Frequently Asked Questions
Is India or Vietnam better for API manufacturing?
India is decisively better for API manufacturing. India produces 500+ different APIs, accounts for 8% of the global API market, and has transitioned from a net importer to a net exporter of bulk drugs. India has three government-backed bulk drug parks with shared infrastructure that reduce operating costs. Vietnam lacks the industrial chemical base for large-scale API synthesis and imports most of its APIs.
Can foreign companies own 100% of a pharma manufacturing plant in India?
Yes, for greenfield projects. India allows 100% FDI through the automatic route for new (greenfield) pharmaceutical manufacturing facilities. For brownfield investments (acquiring existing Indian pharma companies), FDI up to 74% is permitted via the automatic route, with government approval required beyond 74%.
What certifications do Indian pharma plants hold?

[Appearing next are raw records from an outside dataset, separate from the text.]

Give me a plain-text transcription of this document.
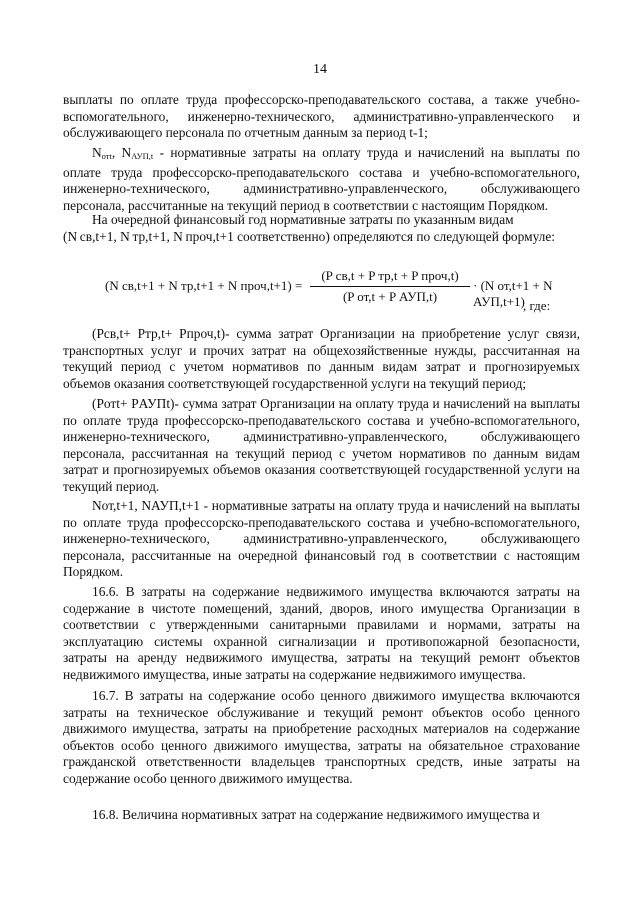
14
выплаты по оплате труда профессорско-преподавательского состава, а также учебно-вспомогательного, инженерно-технического, административно-управленческого и обслуживающего персонала по отчетным данным за период t-1;
Nотt, NАУП,t - нормативные затраты на оплату труда и начислений на выплаты по оплате труда профессорско-преподавательского состава и учебно-вспомогательного, инженерно-технического, административно-управленческого, обслуживающего персонала, рассчитанные на текущий период в соответствии с настоящим Порядком.
На очередной финансовый год нормативные затраты по указанным видам
(N св,t+1, N тр,t+1, N проч,t+1 соответственно) определяются по следующей формуле:
(N св,t+1 + N тр,t+1 + N проч,t+1) =
(P св,t + P тр,t + P проч,t)
(P от,t + P АУП,t)
· (N от,t+1 + N АУП,t+1)
, где:
(Pсв,t+ Pтр,t+ Pпроч,t)- сумма затрат Организации на приобретение услуг связи, транспортных услуг и прочих затрат на общехозяйственные нужды, рассчитанная на текущий период с учетом нормативов по данным видам затрат и прогнозируемых объемов оказания соответствующей государственной услуги на текущий период;
(Pотt+ PАУПt)- сумма затрат Организации на оплату труда и начислений на выплаты по оплате труда профессорско-преподавательского состава и учебно-вспомогательного, инженерно-технического, административно-управленческого, обслуживающего персонала, рассчитанная на текущий период с учетом нормативов по данным видам затрат и прогнозируемых объемов оказания соответствующей государственной услуги на текущий период.
Nот,t+1, NАУП,t+1 - нормативные затраты на оплату труда и начислений на выплаты по оплате труда профессорско-преподавательского состава и учебно-вспомогательного, инженерно-технического, административно-управленческого, обслуживающего персонала, рассчитанные на очередной финансовый год в соответствии с настоящим Порядком.
16.6. В затраты на содержание недвижимого имущества включаются затраты на содержание в чистоте помещений, зданий, дворов, иного имущества Организации в соответствии с утвержденными санитарными правилами и нормами, затраты на эксплуатацию системы охранной сигнализации и противопожарной безопасности, затраты на аренду недвижимого имущества, затраты на текущий ремонт объектов недвижимого имущества, иные затраты на содержание недвижимого имущества.
16.7. В затраты на содержание особо ценного движимого имущества включаются затраты на техническое обслуживание и текущий ремонт объектов особо ценного движимого имущества, затраты на приобретение расходных материалов на содержание объектов особо ценного движимого имущества, затраты на обязательное страхование гражданской ответственности владельцев транспортных средств, иные затраты на содержание особо ценного движимого имущества.
16.8. Величина нормативных затрат на содержание недвижимого имущества и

Indian pharmaceutical plants hold certifications from major global regulators including US-FDA (800+ registered facilities — the most outside the US), EU-GMP, WHO-GMP, TGA (Australia), PMDA (Japan), and Health Canada. CDSCO transitioned to fully digital WHO-GMP certification via the ONDLS portal from July 2025.
What is the PLI scheme for pharma in India?
India has two pharma-specific PLI schemes: PLI for Bulk Drugs (INR 6,940 crore outlay targeting domestic API production) and PLI for Pharmaceuticals (covering formulations with 3–10% incentives on incremental sales). The bulk drug scheme has spurred production of 38 critical APIs previously imported, including Penicillin G, Atorvastatin, and Metformin.
How has Vietnam changed its pharma FDI regulations?
Vietnam's amended Law on Pharmacy (Law No. 44/2024/QH15, effective July 2025) was a landmark change. Foreign investors now receive identical treatment to domestic firms in manufacturing and export. Foreign companies can engage in manufacturing, quality control, clinical trials, and self-distribution for products produced via technology transfer — removing previous discriminatory barriers.
What is the corporate tax rate for pharma manufacturers in India vs Vietnam?
The 15% (effective 17.16%) Section 115BAB rate applied only to new manufacturers that commenced production by 31 March 2024, a window that has closed and was not extended. New pharma manufacturing companies in India today pay tax under Section 115BAA at a 22% base rate (effective approximately 25.17% with surcharge and cess) with no MAT obligation. Vietnam's standard rate is 20%, with a preferential 10% rate available for high-tech pharma projects for up to 15 years, though this is subject to OECD Pillar Two minimum tax for large multinationals.
How large is the pharma talent pool in India vs Vietnam?
India produces over 200,000 pharmacy graduates and 10,000+ chemistry PhDs annually, with 3 million people employed in the pharmaceutical industry. Vietnam produces about 10,000 pharmacy graduates annually, mostly oriented toward retail pharmacy. India's talent advantage in process chemistry, regulatory affairs, and GMP operations is decisive and will persist for at least a decade.